Posted March. 19, 2018 07:44,   

Updated March. 19, 2018 07:44

한국어

Japanese Prime Minister Shinzo Abe has reportedly requested the South Korean government to mediate in order to secure a North Korea-Japan summit. Efforts are being made to arrange a series of summit meetings including a South Korea-China-Japan summit, and South Korea-Japan summit, ahead of inter-Korean and North Korea-U.S. summits, while the chance for a Pyongyang-Tokyo summit is also escalating. As such, mood of dialogue is picking up momentum in and around the Korean Peninsula.

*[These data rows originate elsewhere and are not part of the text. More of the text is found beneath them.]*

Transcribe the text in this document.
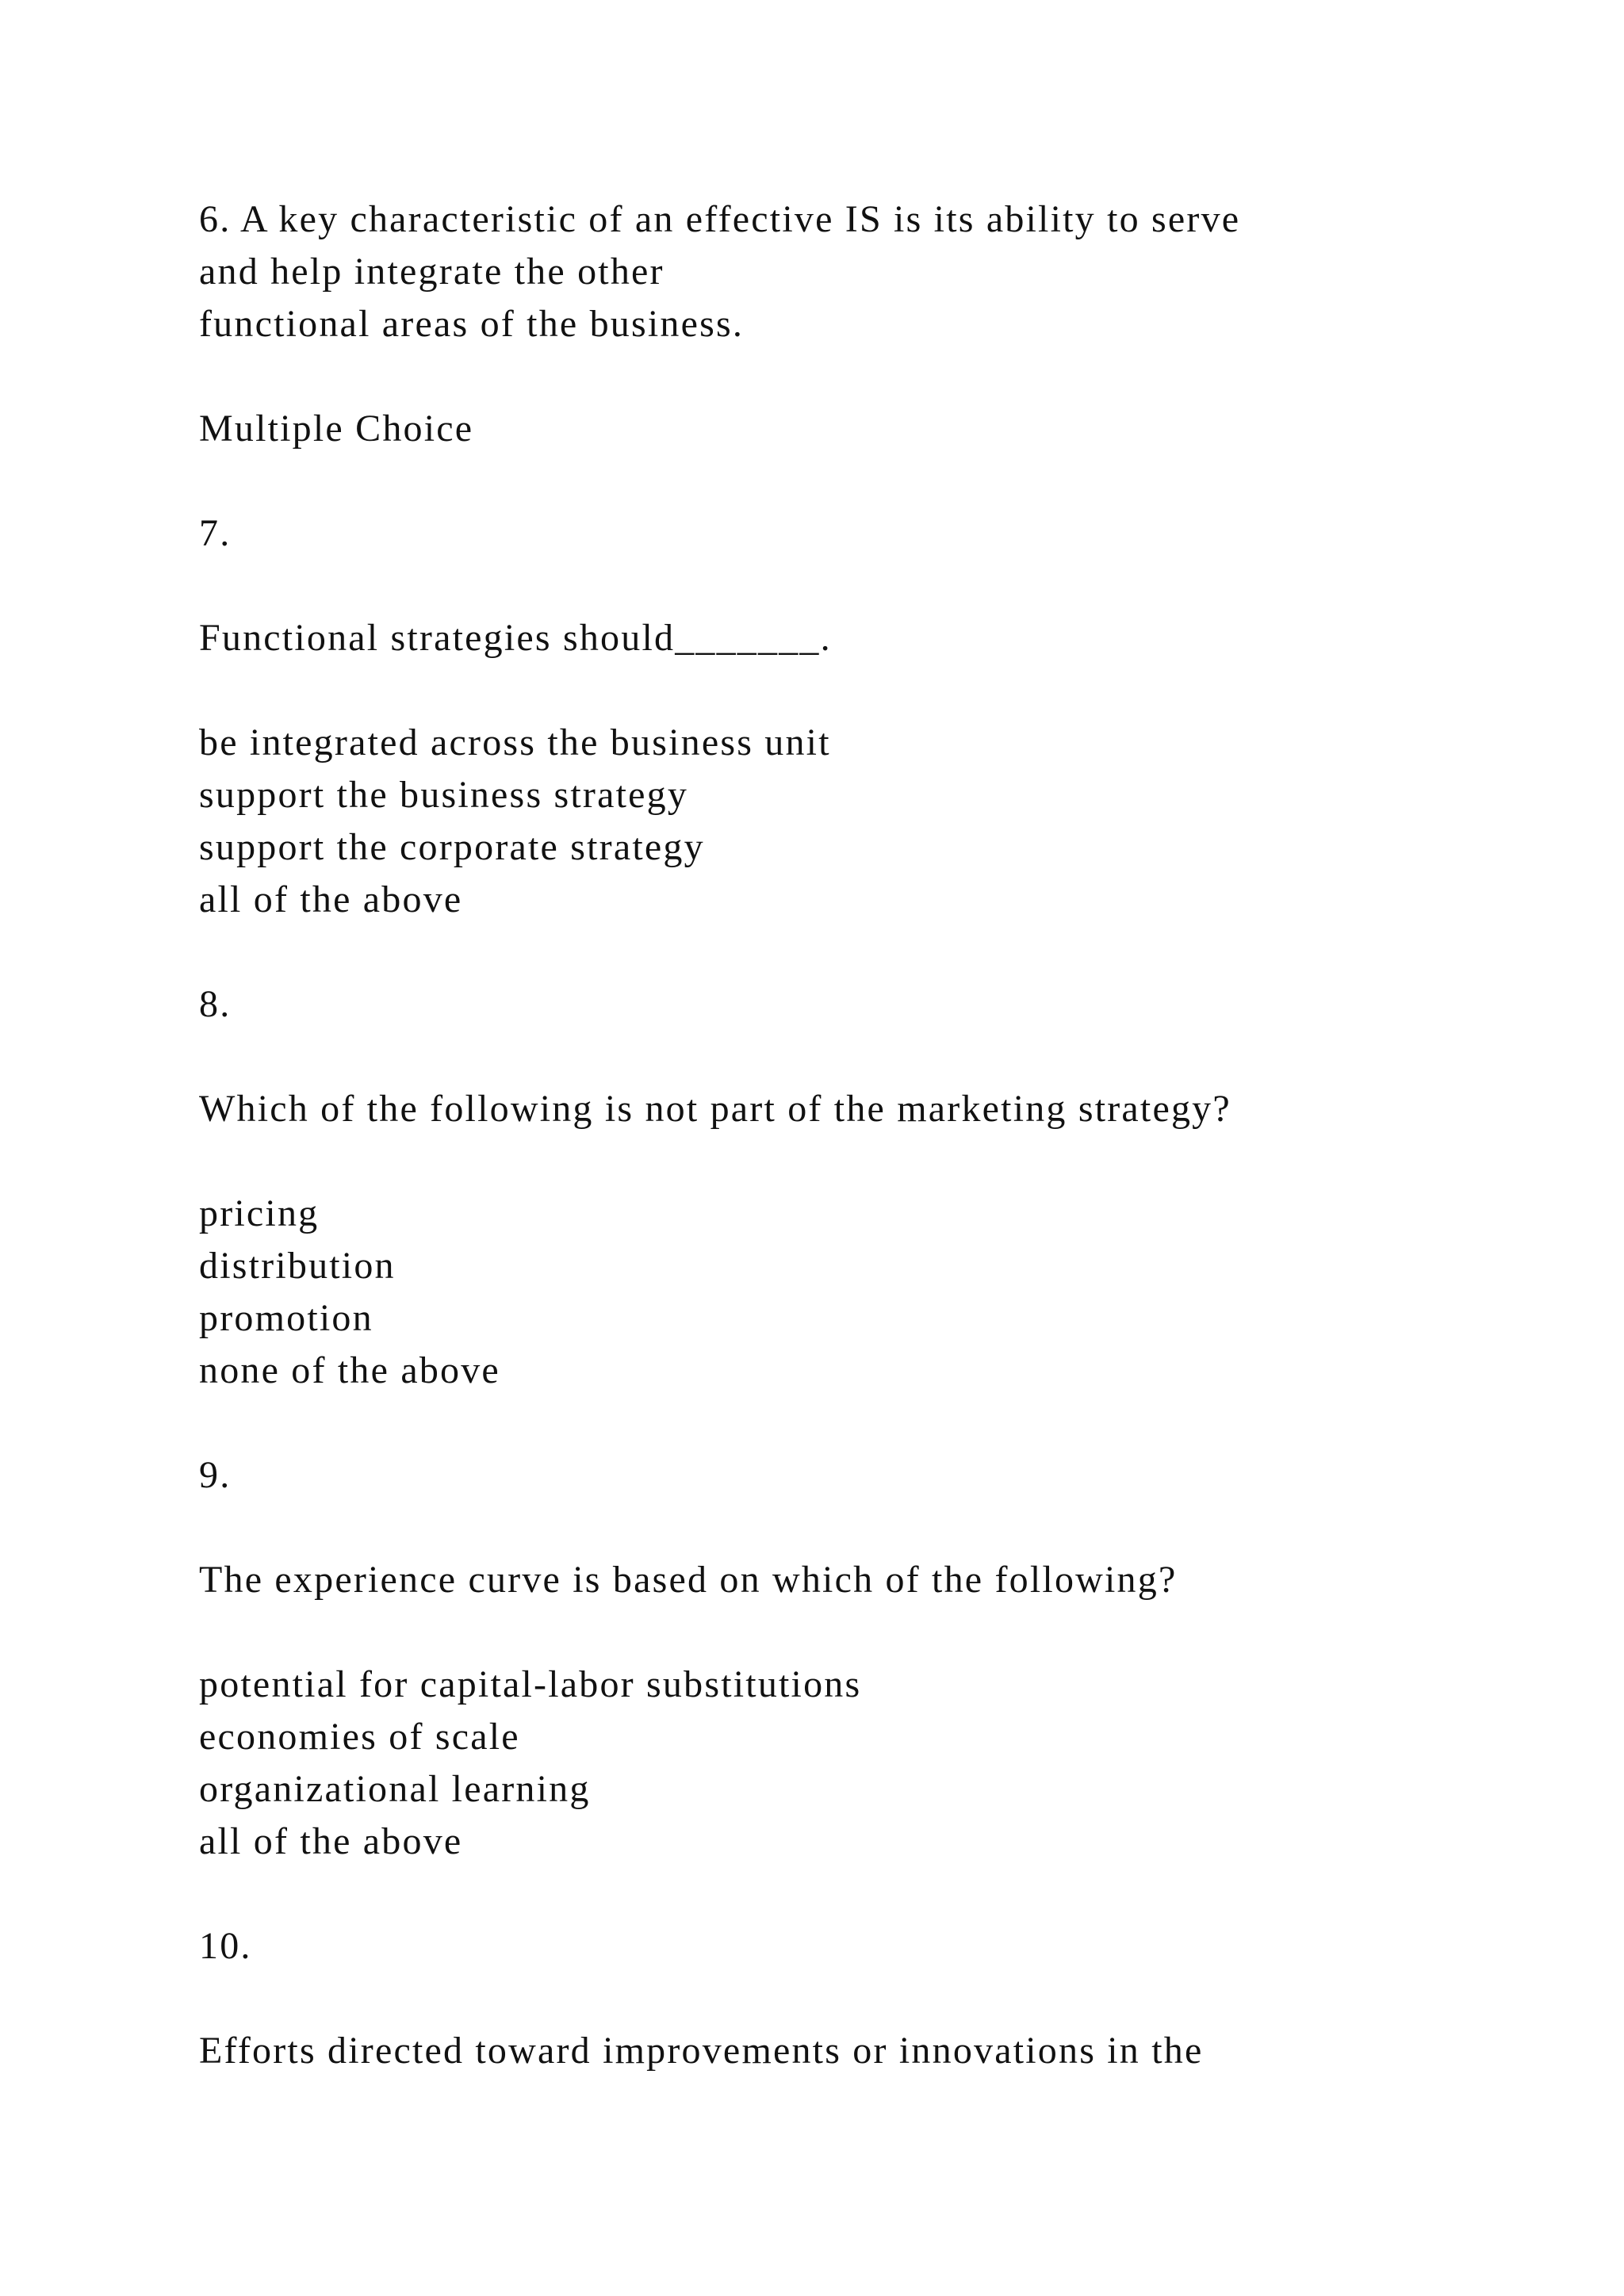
6. A key characteristic of an effective IS is its ability to serve
and help integrate the other
functional areas of the business.
Multiple Choice
7.
Functional strategies should_______.
be integrated across the business unit
support the business strategy
support the corporate strategy
all of the above
8.
Which of the following is not part of the marketing strategy?
pricing
distribution
promotion
none of the above
9.
The experience curve is based on which of the following?
potential for capital-labor substitutions
economies of scale
organizational learning
all of the above
10.
Efforts directed toward improvements or innovations in the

“The Japanese government has requested the South Korean government to mediate a meeting between Prime Minister Abe and North Korean leader Kim Jong Un,” a diplomatic source with knowledge in Seoul-Tokyo relations said on Sunday. Tokyo is preparing for a U.S.-Japan summit in April as well. In his telephone call with President Moon Jae-in on Friday, Prime Minister Abe expressed his expectations for a Pyongyang-Tokyo summit to follow the upcoming inter-Korean and U.S.-North Korea summits, the South Korean presidential office said.

Abe reportedly mentioned the “Pyongyang Declaration,” which then Japanese Prime Minister Junichiro Koizumi announced when he visited North Korea in September 2002. The Pyongyang Declaration included normalization of Pyongyang-Tokyo ties and Japanese citizens kidnapped by the North.

Japan’s efforts to hold a Pyongyang-Tokyo summit is apparently due to Prime Minister Abe’s concern that Japan could be left out of the growing mood of dialogue on the Korean Peninsula if it continues to push for a hard-line stance, now that a North Korea-U.S. summit has become a reality following an inter-Korean summit.

“It is time for Japan to accurately grasp the prevailing situation, and deeply agonize over its North Korea policy,” North Korea’s Korean Central News Agency said on Saturday. “We have already warned that if Japanese reactionaries continue to be irrational and behave badly, they will lose a chance to buy tickets to Pyongyang forever.”